La seconde bonne nouvelle, c’est que notre gouvernement se soucie plus que jamais de notre santé. C’est ainsi que le ministre El Ouafa, héros incontestable du Maroc moderne, a récemment expliqué aux Marocains hébétés que le pain à 1,20 DH, c’est-à-dire celui que tout le monde mange, est dangereux pour la santé. Il a précisé dans la foulée que les Marocains souffrent du diabète et du cholestérol, sous-entendant par là même que ce pain maléfique en serait responsable. M. le ministre, que Dieu lui vienne en aide, a précisé pour sa part qu’il se nourrissait de mlaoui, on est content pour lui. Ces propos n’ont pas été tenus dans une réunion privée, volés par quelque téléphone en mode vidéo planqué sous la table. Du tout, il s’est exprimé sur le sujet au parlement marocain, le temple de l’exercice quotidien de la démocratie que le monde nous envie. C’est une information monstrueuse, qui n’a été bien entendu suivie d’aucune mesure pour nous protéger de ce poison. Au contraire, ce pain est subventionné par le même gouvernement. Nous sommes tellement anesthésiés par l’accumulation d’absurdité et par notre impuissance devant l’existant catastrophique que même si on nous annonçait que l’eau que nous buvons contient du cyanure, nous nous resservirions un verre aussitôt. Bon, vous êtes prévenus, Zakaria Boualem a fait son boulot.

Voici le niveau de notre délire national. Attention, on passe à l’international, toujours dans le domaine de la santé publique. L’armée égyptienne a triomphalement annoncé l’invention d’un appareil permettant de guérir du sida et de l’hépatite C. Zakaria Boualem, en 13 ans d’expression libre, a souvent écrit des choses stupides, mais il ne se rappelle pas en avoir produit une de cet acabit. Au moment où les labos du monde entier cherchent, l’armée égyptienne, entre deux coups d’Etat, a trouvé. C’est formidable. L’appareil en question a un côté un peu vintage, on dirait qu’il a été piqué dans les accessoires d’Austin Powers. On ne connaîtra pas le secret de cette puissante invention, que l’humanité doit au Dr Abdelaati, retenez son nom s’il vous plaît. Il semble donc que les Egyptiens soient décidés à rester en tête du monde arabe en termes de production de fiction, c’est une bonne nouvelle. Le malaise vient du fait que nous sommes dans une partie du monde qui avance à deux vitesses. On dit deux pour aller vite, c’est en fait plus compliqué. Il y a des gens qui se documentent, qui essayent de comprendre ce qui les entoure, et ils sont de plus en plus nombreux.
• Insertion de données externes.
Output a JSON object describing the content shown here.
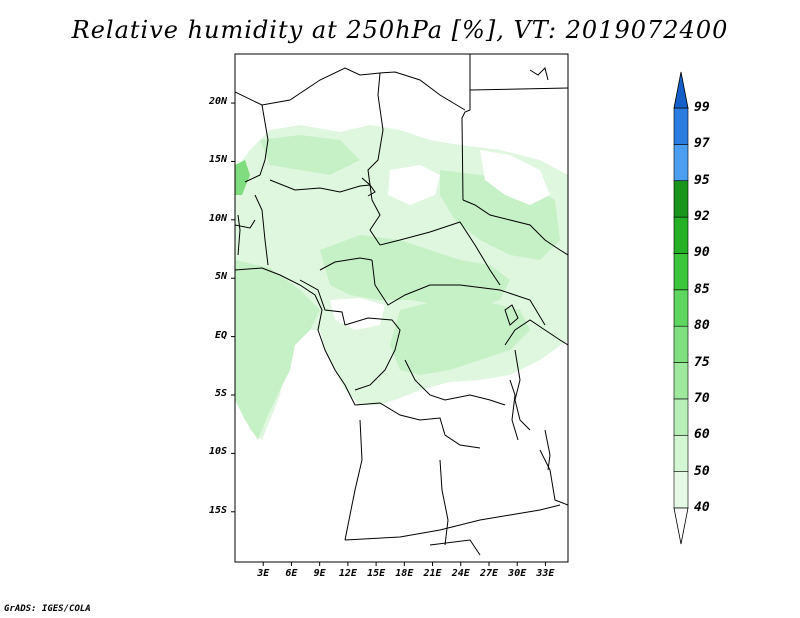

Et il y a des crocodiles qui sont convaincus qu’on peut expliquer aux gens qu’on va les guérir du sida sans douter un instant qu’ils seront applaudis. Des gens qui prennent les autres pour des idiots. Malheureusement, il se trouve que c’est cette catégorie qui est aux commandes, on ne sait pas trop pourquoi. Nous faisons partie d’une région du monde où la raison n’a pas encore arraché ses droits, elle est en quelque sorte opprimée. Bafouée, piétinée, réduite au silence, elle souffre en attendant de prendre le pouvoir, et pourtant elle seule peut nous sortir des ténèbres.

C’est tout, et merci.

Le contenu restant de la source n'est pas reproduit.